## 1. Initialize the project

Create the working context: data download project if not created already. Project is a placeholder for the code, data, and management of the data operations.

In [None]:
import digitalhub as dh
PROJECT_NAME = "<YOUR_PROJECT_NAME>"
proj = dh.get_or_create_project(PROJECT_NAME)

Note: Make sure to replace <YOUR_PROJECT_NAME> with the actual name of your project before running the code.

## Data Source Setup

We'll create a data item that points to world cities database. # The world cities database contains the following columns:

- name: Name of the city
- country: Country where the city is located
- subcountry: Subdivision (state/province/region) of the country
- geonameid: Unique identifier for the city in the GeoNames database

In [None]:
URL="https://raw.githubusercontent.com/datasets/world-cities/refs/heads/main/data/world-cities.csv"
di = proj.new_dataitem(name="world-cities", kind="table", path=URL)

## 3. Execution

Fetch the "example-etc" operation in the project. 

In [None]:
function_validate_table = proj.get_function("example-validate-table") 

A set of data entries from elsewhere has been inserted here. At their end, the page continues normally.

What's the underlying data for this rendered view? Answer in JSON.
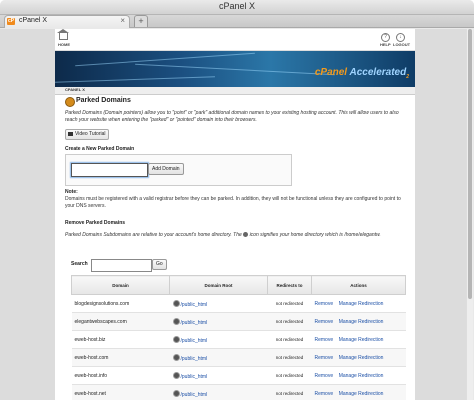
{
  "window": {
    "title": "cPanel X"
  },
  "tabs": [
    {
      "label": "cPanel X",
      "close": "×"
    }
  ],
  "new_tab_label": "+",
  "favicon_text": "cP",
  "topbar": {
    "home_label": "HOME",
    "help_label": "HELP",
    "logout_label": "LOGOUT"
  },
  "banner": {
    "brand_cp": "cPanel",
    "brand_accel": "Accelerated",
    "brand_sub": "2"
  },
  "breadcrumb": "CPANEL X",
  "page": {
    "title": "Parked Domains",
    "description": "Parked Domains (Domain pointers) allow you to \"point\" or \"park\" additional domain names to your existing hosting account. This will allow users to also reach your website when entering the \"parked\" or \"pointed\" domain into their browsers.",
    "video_button": "Video Tutorial",
    "create_heading": "Create a New Parked Domain",
    "domain_input_value": "",
    "add_button": "Add Domain",
    "note_heading": "Note:",
    "note_text": "Domains must be registered with a valid registrar before they can be parked. In addition, they will not be functional unless they are configured to point to your DNS servers.",
    "remove_heading": "Remove Parked Domains",
    "remove_desc_a": "Parked Domains Subdomains are relative to your account's home directory. The",
    "remove_desc_b": "icon signifies your home directory which is /home/elegantw.",
    "search_label": "Search",
    "search_value": "",
    "go_button": "Go"
  },
  "table": {
    "headers": [
      "Domain",
      "Domain Root",
      "Redirects to",
      "Actions"
    ],
    "rows": [
      {
        "domain": "blogdesignsolutions.com",
        "root": "/public_html",
        "redirect": "not redirected",
        "remove": "Remove",
        "manage": "Manage Redirection"
      },
      {
        "domain": "elegantwebscapes.com",
        "root": "/public_html",
        "redirect": "not redirected",
        "remove": "Remove",
        "manage": "Manage Redirection"
      },
      {
        "domain": "eweb-host.biz",
        "root": "/public_html",
        "redirect": "not redirected",
        "remove": "Remove",
        "manage": "Manage Redirection"
      },
      {
        "domain": "eweb-host.com",
        "root": "/public_html",
        "redirect": "not redirected",
        "remove": "Remove",
        "manage": "Manage Redirection"
      },
      {
        "domain": "eweb-host.info",
        "root": "/public_html",
        "redirect": "not redirected",
        "remove": "Remove",
        "manage": "Manage Redirection"
      },
      {
        "domain": "eweb-host.net",
        "root": "/public_html",
        "redirect": "not redirected",
        "remove": "Remove",
        "manage": "Manage Redirection"
      }
    ]
  }
}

We can now run the function and see the results. To do this we use the run method of the function.

In [None]:
run = function_validate_table.run(action="job", inputs={"di": di.key}, wait=True)

Note: Wait for job to finish. Alternatively, using the Core Management UI, one can navigate to 'Runs' menu , select the corresponding 'run' instance and inspect the logs using 'Logs' tab.

To perform validation  pass the dataitem as an input parameter (di.key). The function will check the data for consistency, completeness, and correctness, and generate a validation report at the end.


In [None]:
import json

report = proj.get_artifact("world-cities_validation-report.json")

json_object = report.download(overwrite=True)

with open(json_object, 'r') as file:
    data = json.load(file)

print(json.dumps(data, indent=4))

The generated report confirms that the table has been successfully validated, with no errors or warnings detected.

{
    "valid": true,
    "stats": {
        "tasks": 1,
        "errors": 0,
        "warnings": 0,
        "seconds": 3.307
    },
    "warnings": [],
    "errors": [],
    "tasks": [
        {
            "name": "world-cities",
            "type": "table",
            "valid": true,
            "place": "dataitem/world-cities.parquet",
            "labels": [
                "index",
                "name",
                "country",
                "subcountry",
                "geonameid"
            ],
            "stats": {
                "errors": 0,
                "warnings": 0,
                "seconds": 3.307,
                "fields": 5,
                "rows": 33073
            },
            "warnings": [],
            "errors": []
        }
    ]
}